Numero Uno
1995-2023, KWPN, 169 cm, baio (Libero H x Lord Calando)
Numero è uno stato una stella dello StudBook KWPN. Nato nel 1995 presso la scuderia di proprietà di Martin van Deursen di De Rips, si è subito distinto nell’allevamento olandese come lo stallone più giovane ad aver ricevuto il titolo Preferent KWPN. Figlio di Libero H e di Jolanda, una fattrice proveniente da una piccola ma forte linea Holsteiner 429 che combina due grandi stalloni nella sua genetica, Lord Calando e Ahorn Z. Sono chiare fin da subito le somiglianze di Numero Uno con il suo fenomenale padre quali la conformazione e il movimento ma anche la voglia e l’attitudine di voler fare sempre netto in ogni percorso.
A livello sportivo ha raggiunto eccellenti risultati sotto la sella del cavaliere tedesco Marco Kutscher gareggiando in gare di 1.50 mt, posizionandosi sul podio circa 25 volte in competizioni internazionali.
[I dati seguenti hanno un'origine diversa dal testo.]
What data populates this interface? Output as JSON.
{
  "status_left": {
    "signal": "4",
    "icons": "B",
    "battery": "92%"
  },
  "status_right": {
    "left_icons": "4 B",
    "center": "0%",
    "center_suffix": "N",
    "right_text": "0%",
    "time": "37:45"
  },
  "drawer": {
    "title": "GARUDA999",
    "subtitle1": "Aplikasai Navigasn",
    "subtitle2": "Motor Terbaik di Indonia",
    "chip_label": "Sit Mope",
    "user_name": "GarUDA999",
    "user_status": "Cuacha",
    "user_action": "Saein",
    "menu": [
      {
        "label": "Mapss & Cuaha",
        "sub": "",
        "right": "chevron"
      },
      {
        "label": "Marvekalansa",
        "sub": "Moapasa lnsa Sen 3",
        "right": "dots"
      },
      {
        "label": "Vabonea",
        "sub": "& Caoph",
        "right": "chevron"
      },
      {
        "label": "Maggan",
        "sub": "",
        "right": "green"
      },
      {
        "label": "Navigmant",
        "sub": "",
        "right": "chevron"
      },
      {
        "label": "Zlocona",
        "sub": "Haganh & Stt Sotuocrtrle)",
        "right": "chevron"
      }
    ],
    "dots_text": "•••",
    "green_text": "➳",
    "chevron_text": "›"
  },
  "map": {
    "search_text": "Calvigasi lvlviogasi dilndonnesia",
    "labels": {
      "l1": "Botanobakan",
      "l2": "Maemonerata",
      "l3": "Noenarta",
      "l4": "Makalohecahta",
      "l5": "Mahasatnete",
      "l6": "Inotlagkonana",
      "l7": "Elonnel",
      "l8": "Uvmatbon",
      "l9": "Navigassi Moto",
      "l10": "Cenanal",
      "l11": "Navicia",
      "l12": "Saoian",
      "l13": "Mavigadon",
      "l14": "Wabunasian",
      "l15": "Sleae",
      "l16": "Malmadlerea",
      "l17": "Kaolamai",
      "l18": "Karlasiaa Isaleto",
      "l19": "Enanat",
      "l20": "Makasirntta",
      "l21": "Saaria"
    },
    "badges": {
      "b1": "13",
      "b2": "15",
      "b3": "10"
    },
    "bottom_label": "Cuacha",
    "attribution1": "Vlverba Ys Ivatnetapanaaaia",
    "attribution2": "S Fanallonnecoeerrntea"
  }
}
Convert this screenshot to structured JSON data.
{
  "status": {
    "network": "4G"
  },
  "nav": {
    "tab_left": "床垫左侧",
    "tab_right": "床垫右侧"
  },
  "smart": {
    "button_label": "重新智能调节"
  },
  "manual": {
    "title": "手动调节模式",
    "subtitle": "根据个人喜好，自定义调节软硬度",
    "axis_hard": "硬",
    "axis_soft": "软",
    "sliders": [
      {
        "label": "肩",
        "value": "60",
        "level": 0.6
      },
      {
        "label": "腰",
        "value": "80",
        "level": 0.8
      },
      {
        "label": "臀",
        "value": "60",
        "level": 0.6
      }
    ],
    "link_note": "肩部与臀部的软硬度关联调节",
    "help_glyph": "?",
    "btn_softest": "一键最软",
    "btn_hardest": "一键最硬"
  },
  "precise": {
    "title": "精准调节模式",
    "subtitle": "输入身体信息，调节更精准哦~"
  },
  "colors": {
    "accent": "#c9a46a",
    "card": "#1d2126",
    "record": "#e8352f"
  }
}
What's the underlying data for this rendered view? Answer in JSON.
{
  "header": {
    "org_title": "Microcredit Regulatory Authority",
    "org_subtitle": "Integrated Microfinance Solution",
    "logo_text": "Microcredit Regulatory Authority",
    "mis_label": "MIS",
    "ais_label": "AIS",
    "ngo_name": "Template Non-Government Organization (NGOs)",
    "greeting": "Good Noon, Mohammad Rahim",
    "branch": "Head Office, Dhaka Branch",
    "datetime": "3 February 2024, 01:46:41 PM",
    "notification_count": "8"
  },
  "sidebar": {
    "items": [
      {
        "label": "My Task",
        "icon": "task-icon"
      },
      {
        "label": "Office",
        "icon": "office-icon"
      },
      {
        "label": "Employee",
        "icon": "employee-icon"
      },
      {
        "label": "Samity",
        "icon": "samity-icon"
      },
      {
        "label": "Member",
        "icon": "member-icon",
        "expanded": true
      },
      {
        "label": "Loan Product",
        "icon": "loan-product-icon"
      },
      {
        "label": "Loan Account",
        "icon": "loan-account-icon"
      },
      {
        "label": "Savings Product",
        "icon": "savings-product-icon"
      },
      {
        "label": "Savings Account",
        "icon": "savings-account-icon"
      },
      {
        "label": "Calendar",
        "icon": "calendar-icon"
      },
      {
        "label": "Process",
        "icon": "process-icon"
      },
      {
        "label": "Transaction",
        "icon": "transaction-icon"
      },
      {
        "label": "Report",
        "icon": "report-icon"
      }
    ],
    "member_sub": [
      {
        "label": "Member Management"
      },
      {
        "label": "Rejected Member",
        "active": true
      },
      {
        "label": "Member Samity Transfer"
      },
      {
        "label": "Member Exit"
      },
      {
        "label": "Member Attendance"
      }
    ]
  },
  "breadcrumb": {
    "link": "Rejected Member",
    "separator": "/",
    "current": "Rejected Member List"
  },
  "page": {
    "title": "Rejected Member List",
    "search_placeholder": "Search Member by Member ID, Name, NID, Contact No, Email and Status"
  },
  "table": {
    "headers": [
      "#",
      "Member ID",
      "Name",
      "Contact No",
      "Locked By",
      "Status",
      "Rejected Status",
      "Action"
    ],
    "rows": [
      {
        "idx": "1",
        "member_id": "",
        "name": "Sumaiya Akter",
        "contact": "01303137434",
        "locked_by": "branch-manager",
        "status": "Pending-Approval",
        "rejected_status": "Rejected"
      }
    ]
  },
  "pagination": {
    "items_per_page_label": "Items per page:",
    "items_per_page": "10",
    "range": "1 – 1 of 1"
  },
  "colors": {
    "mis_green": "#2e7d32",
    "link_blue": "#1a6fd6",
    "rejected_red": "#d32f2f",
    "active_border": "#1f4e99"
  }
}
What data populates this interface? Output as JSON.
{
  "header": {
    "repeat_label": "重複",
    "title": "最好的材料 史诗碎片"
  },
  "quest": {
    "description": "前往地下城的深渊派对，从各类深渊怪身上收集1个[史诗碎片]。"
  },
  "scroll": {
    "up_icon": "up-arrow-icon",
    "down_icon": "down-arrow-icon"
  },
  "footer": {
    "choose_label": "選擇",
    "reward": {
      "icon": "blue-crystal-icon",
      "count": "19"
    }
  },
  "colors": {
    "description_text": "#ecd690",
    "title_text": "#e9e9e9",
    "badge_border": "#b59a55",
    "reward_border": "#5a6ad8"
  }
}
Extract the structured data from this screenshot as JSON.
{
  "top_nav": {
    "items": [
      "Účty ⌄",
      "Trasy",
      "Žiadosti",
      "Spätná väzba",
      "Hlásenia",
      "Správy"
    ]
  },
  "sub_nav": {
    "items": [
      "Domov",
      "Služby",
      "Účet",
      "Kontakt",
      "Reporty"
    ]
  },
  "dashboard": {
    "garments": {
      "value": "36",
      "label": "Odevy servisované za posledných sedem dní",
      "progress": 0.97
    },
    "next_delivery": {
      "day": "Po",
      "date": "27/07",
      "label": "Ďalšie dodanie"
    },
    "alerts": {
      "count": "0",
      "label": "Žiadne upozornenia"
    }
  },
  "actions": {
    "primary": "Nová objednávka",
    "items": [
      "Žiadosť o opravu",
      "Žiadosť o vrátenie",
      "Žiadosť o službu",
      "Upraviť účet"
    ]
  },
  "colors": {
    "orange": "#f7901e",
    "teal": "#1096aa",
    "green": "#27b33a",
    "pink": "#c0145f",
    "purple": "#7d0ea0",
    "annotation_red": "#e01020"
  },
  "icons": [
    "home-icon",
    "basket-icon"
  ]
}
Come stallone si è rivelato un riproduttore inarrestabile, diventando in breve tempo un degno ambasciatore dei cavalli KWPN. Dai suoi primi anni come stallone, vanta 65 discendenti registrati FEI che competono a livello internazionale, tra questi spicca Sterrehof’s Tamino, che sotto la sella di Marc Houtzager ha conquistato la medaglia d’argento alle Olimpiadi di Londra 2012 nella competizione a squadre, dopo aver vinto il GP di Rotterdam ed essere stato nuovamente parte del team olandese nella Coppa delle Nazioni 2012 ad Aquisgrana. Di quel team faceva parte parte anche un altro figlio di Numero Uno, Tyson che tra le redini di Leon Thijssen, ha vinto nel 2012 la Coppa delle Nazioni a St.Gallen ed è arrivato al 2° posto in quella di La Baule.
Altri figli che competono in competizioni da 1.60 mt sono: Van Gogh, Da Vinci, For President, D’orient Batilly, Fieldmaster, Cristello e molti altri (in questo momento su Horsetelex sono segnalati 84 cavalli). Attualmente si contano sei stalloni approvati KWPN figli di questo grande padre. É venuto a mancare nel settembre del 2023, lasciando però un tratto distintivo nella sua prole che eredita ampiezza dei movimenti, rispetto sul salto e grande elasticità.